The model therefore describes:
conditions for cross-cycle governance
accumulation of inconsistency across operational cycles
structural proximity to determinacy failure
threshold transition to reinterpretation
The monograph focuses primarily on crystallized governing baselines capable of sustained cross-cycle reuse.
Its analytic scope begins after an interpretive event has resolved and governing meaning begins operating across cycles of system behavior. It ends when governing meaning loses determinacy and interpretive jurisdiction reactivates.

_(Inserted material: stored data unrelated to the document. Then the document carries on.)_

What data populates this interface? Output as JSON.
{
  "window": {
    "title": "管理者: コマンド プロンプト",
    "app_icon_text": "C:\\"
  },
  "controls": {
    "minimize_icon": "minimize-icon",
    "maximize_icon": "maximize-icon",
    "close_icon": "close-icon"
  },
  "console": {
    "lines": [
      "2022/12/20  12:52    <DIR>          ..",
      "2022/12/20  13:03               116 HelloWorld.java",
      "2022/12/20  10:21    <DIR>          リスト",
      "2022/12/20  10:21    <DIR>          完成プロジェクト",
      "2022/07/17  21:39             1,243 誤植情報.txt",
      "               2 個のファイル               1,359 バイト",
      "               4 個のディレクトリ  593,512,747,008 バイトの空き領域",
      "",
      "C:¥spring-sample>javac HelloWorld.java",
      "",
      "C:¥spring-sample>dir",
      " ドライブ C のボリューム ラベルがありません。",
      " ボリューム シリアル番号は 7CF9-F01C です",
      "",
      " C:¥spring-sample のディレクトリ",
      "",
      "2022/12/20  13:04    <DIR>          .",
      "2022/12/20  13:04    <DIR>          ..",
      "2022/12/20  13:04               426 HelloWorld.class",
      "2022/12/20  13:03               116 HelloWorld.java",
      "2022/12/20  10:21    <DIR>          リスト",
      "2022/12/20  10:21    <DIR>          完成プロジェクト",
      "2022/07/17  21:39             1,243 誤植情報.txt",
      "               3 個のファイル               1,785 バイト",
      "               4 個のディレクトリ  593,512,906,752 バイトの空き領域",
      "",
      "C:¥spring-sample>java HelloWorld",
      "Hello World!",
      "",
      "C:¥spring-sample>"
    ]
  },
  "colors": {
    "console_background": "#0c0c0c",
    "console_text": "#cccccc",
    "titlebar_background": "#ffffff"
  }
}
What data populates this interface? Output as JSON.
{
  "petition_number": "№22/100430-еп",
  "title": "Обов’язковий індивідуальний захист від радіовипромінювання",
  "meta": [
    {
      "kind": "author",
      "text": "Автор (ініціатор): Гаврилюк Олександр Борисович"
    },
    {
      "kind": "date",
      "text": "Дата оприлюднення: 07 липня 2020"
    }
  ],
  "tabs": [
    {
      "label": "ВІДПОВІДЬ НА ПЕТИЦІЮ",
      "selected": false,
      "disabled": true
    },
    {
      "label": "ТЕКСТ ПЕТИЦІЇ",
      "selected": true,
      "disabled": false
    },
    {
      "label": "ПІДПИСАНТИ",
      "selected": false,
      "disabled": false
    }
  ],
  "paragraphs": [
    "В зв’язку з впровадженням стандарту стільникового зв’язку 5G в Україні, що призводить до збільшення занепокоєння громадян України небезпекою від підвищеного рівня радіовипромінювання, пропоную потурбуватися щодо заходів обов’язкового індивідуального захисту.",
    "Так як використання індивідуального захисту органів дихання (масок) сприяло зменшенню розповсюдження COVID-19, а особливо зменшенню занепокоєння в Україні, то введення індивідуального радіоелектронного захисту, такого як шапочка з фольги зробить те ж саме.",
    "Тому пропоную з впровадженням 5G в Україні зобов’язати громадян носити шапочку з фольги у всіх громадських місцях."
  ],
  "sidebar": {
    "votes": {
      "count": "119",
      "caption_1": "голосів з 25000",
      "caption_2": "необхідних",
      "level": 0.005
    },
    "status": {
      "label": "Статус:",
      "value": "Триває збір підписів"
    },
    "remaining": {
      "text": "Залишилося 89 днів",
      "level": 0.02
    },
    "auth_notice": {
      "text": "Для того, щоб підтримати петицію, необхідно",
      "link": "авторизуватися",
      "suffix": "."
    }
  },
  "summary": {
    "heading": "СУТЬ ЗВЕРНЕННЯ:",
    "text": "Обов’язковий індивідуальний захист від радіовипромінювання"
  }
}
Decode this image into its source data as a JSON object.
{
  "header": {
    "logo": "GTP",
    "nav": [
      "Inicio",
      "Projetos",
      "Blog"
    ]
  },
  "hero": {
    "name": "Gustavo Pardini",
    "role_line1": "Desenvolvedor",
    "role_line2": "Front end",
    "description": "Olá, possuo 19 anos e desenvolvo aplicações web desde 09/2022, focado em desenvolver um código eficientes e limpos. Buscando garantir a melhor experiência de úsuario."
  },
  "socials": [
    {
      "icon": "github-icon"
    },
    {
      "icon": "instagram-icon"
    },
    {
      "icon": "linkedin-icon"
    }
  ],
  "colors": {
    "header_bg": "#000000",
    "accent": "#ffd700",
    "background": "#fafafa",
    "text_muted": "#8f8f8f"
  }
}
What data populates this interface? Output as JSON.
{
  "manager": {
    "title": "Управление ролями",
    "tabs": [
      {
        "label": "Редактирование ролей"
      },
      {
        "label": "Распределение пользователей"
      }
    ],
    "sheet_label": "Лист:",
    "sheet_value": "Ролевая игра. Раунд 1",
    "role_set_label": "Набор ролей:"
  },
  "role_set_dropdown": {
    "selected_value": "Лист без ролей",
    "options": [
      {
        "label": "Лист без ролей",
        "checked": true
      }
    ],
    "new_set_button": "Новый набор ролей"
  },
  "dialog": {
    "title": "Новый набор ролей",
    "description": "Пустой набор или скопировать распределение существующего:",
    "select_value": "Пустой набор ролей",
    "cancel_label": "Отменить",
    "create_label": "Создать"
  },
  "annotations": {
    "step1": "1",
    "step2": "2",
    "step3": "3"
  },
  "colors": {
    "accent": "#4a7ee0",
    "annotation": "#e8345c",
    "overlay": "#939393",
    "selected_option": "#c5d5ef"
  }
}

This monograph does not specify:
event-internal interpretive dynamics
candidate generation or discrimination
movement toward binding
interpretive bandwidth
transition drivers or stabilizers
Those processes are governed by the interpretive-event architecture described elsewhere in the canon.
II. Structural Preconditions for Temporal Analysis
Temporal analysis of meaning systems is admissible only when specific structural conditions are satisfied.
Temporal analysis requires distinguishing the layers of governance that operate after an interpretive event resolves. These layers determine how previously bound meaning continues to govern system behavior across successive cycles of operation.
Event Closure
An interpretive event must have resolved to closure.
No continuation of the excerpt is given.